Au moment où la calotte glaciaire maximale couvrait la moitié de l'Europe, une deuxième calotte couvrait la Sibérie occidentale et centrale et une troisième la Sibérie orientale. Sur les franges méridionales de ces blocs stériles s'étendaient des terres plus clémentes où la vie pouvait éclore. Là, quelque peu en dessous du 60e parallèle, évoluaient déjà mammouths, rhinocéros laineux et lions des cavernes, auxquels se mêlèrent bien vite des rennes, des chevaux et des bœufs sauvages, et, plus au sud, des antilopes, des moutons et des cerfs marals.
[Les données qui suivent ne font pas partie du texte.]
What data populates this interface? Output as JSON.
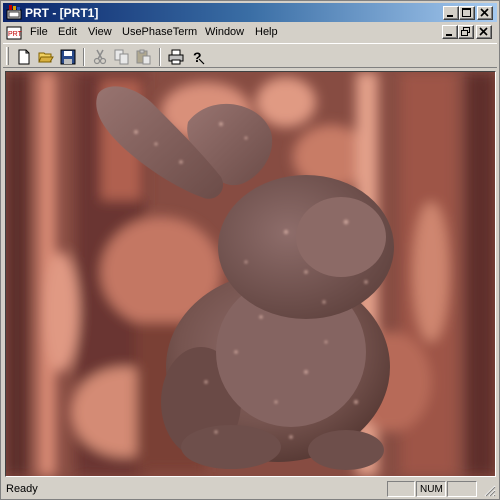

Une telle faune laisserait supposer la présence de l'homme, mais, actuellement, aucun vestige ne l'indique, à cette époque lointaine où, en Europe et en Extrême-Orient, des hommes avaient élaboré les cultures du Paléolithique inférieur. Quelques sites moustériens flanquent le territoire, à l'ouest ceux d'Asie centrale près du lac Issyk-Koul (Issyk-Kul'), à l'est ceux du monde chinois sur le plateau des Ordos.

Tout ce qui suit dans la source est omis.